The Franck-Condon (FC) excited state is the first state created when a molecule absorbs a visible photon. Here we report Stark and visible absorption spectroscopies that interrogate the FC state of rigorously diamagnetic [M(bpy)(3)](2+) complexes, where bpy is 2,2'-bipyridine and M = Fe, Ru, and Os. Direct singlet-to-triplet metal-to-ligand charge transfer (MLCT) transitions are evident in the 550-750 nm region of the absorbance spectrum of [Os(bpy)(3)](2+), yet are poorly resolved or absent for [Ru(bpy)(3)](2+) and [Fe(bpy)(3)](2+). In the presence of a strong 0.4-0.8 MV/cm electric field, well-resolved transitions are observed for all the complexes in this same spectral region.
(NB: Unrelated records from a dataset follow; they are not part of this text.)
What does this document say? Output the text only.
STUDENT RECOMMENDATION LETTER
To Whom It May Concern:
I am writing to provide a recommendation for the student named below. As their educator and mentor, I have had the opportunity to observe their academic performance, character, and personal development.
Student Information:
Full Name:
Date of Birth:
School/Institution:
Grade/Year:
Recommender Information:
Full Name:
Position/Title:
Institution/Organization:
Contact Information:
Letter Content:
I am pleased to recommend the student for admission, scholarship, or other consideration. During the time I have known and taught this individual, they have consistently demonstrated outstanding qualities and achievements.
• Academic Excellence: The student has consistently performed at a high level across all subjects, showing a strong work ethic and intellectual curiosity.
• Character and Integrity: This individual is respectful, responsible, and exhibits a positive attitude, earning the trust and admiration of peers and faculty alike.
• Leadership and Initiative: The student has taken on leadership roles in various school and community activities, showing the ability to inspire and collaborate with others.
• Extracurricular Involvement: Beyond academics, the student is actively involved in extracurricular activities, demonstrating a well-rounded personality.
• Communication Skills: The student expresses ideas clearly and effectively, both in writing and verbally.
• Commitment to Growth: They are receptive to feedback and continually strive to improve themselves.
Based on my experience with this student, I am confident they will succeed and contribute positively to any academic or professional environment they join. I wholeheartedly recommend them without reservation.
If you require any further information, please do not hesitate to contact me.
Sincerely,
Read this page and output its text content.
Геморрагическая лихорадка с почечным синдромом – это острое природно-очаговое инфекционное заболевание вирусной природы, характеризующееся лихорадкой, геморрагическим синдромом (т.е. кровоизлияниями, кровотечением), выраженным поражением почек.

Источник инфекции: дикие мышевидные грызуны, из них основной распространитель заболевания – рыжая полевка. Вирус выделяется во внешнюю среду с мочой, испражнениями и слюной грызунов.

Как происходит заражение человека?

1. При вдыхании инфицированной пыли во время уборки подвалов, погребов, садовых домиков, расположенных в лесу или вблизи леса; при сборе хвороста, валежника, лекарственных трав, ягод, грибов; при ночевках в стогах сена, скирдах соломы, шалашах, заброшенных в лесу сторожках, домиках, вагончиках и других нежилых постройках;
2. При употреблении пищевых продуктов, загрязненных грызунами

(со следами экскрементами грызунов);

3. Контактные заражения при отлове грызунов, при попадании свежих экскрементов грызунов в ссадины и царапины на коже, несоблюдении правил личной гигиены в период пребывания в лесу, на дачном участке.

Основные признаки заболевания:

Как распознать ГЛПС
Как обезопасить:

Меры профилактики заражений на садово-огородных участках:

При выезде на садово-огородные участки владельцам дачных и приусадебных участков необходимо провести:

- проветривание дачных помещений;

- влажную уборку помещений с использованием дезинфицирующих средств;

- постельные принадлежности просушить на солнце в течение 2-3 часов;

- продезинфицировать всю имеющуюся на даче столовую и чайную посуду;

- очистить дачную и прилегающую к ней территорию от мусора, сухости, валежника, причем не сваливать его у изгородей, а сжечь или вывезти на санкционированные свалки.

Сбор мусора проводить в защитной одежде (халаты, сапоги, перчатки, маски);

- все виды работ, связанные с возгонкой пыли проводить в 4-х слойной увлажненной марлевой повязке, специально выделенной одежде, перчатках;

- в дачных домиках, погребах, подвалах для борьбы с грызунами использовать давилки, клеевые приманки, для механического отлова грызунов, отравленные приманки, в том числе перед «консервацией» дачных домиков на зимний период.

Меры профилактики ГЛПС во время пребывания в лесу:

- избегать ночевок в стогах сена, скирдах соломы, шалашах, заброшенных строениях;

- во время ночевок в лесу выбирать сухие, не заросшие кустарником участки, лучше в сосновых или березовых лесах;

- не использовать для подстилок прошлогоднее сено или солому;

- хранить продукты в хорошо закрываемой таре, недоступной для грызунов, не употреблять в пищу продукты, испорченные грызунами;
In particular, an electroabsorption feature at 633 nm (15 800 cm(-1)) provides compelling evidence for the direct population of a high spin [Fe(bpy)3](2+)* MLCT excited state. Group theoretical considerations and Liptay analysis of the Stark spectra revealed dramatic light-induced dipole moment changes in the range Delta mu = 3-9 D with the triplet transitions consistently showing shorter charge transfer distances. The finding that the spin of the initially populated FC excited state differs from that of the ground state, even with a relatively light first row transition metal, is relevant to emerging applications in energy up-conversion, dye sensitization, spintronics, photoredox catalysis, and organic light emitting diodes (OLEDs).